Abstract

OBJECTIVE Policies of regionalization and selective referral for a number of “high-risk” surgical procedures are being explored and implemented as a result of significant variation in postoperative mortality between high- and low-volume providers. The effect of provider volume on outcomes after intracranial tumor resection is unknown and warrants investigation. METHODS By use of the Nationwide Inpatient Sample for 1996 and 1997, patients (older than 19 yr) who had a diagnosis of a malignant central nervous system neoplasm and underwent craniotomy or craniectomy were included. Hospital volume and surgeon volume were categorized by quartiles (very low, low, high, or very high volume). Unadjusted and case mix-adjusted analyses were performed with regard to postoperative in-hospital mortality. RESULTS The crude in-hospital mortality was 2.8% for a total of 7547 patients. The mean patient age was 55.8 years (66.5% <65; 33.5% ≥65). Mortality for very low- to very high-volume hospitals was as follows: 3.8, 3.2, 2.4, and 1.8% (P < 0.001). Mortality for very low- to very high-volume surgeons was as follows: 4.1, 3.9, 3.1, and 1.4% (P = 0.003).
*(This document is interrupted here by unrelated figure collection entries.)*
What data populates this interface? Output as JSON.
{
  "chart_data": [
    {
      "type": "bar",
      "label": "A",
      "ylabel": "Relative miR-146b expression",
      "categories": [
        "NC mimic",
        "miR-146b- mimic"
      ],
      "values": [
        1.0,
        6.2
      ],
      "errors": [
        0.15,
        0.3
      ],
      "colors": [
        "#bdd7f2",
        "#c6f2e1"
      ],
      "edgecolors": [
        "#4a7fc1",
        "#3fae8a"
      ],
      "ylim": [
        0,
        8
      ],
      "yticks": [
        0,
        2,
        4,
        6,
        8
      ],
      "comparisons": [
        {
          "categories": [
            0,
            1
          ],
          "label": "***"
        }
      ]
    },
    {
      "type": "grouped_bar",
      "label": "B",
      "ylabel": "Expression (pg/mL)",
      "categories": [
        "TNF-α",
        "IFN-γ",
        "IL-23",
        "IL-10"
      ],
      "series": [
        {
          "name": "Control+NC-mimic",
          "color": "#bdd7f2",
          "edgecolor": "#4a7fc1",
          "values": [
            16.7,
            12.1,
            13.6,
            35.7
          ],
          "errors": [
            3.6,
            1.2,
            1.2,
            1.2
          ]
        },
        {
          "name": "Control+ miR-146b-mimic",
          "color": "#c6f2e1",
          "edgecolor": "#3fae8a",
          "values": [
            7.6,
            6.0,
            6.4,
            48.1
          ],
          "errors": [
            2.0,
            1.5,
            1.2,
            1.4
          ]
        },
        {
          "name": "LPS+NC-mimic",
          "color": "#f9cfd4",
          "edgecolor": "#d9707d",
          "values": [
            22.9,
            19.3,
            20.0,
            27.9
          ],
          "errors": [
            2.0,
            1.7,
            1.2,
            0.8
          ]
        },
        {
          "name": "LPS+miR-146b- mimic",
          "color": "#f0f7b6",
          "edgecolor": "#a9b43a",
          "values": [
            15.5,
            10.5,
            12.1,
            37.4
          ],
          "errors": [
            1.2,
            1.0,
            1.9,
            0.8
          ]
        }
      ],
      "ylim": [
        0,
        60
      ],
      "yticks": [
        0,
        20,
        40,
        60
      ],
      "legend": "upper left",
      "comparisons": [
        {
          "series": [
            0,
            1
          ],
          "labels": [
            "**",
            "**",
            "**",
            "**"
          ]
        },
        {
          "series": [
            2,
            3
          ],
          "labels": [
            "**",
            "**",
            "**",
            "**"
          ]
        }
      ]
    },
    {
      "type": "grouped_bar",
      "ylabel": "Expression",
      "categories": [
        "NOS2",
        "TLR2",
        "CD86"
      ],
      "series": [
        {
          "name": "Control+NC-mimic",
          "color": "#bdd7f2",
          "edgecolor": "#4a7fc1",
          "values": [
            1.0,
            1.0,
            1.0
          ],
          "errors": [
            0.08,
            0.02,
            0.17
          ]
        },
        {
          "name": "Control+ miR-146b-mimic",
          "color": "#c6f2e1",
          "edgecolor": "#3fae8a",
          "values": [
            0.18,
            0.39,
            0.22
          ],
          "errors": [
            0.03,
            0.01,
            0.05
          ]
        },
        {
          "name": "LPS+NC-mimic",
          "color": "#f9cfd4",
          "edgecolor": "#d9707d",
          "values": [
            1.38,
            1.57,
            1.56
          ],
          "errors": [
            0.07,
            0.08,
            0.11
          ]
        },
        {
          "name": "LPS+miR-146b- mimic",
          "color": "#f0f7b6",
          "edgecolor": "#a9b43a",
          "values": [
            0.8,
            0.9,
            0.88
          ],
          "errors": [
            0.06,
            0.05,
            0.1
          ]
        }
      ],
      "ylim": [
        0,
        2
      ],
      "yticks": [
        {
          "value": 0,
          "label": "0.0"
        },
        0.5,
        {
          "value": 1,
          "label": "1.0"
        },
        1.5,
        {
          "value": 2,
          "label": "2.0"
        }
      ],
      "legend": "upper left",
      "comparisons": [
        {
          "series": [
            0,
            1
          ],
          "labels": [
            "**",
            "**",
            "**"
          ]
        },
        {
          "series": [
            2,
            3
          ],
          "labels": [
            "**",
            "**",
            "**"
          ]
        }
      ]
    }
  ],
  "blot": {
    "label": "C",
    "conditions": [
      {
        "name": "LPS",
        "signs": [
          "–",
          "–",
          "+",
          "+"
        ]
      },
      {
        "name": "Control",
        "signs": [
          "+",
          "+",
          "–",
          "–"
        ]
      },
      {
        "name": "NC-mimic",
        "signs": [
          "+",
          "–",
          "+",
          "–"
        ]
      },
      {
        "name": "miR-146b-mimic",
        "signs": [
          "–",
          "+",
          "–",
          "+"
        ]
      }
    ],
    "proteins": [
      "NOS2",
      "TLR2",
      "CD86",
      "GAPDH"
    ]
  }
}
Predictors of mortality in a logistic regression model were emergent admission (odds ratio [OR], 2.97; 95% confidence interval [CI], 2.02–4.38;P < 0.001), and age 65 years or greater (OR, 1.63; 95% CI, 1.16–2.30;P = 0.005). The risk of mortality was reduced for very high-volume hospitals (OR, 0.58; 95% CI, 0.35–0.97;P = 0.038) and very high-volume surgeons (OR, 0.42; 95% CI, 0.22–0.84;P = 0.012). CONCLUSION Higher-volume providers have superior outcomes after surgical resection of malignant intracranial tumors. This reduction was maintained despite adjustment for case mix. As the regionalization of high-risk surgery moves forward, it is important for neurosurgeons to maintain leadership roles in the development of specialty-specific data collection and health policy initiatives that improve and reduce variation in outcomes.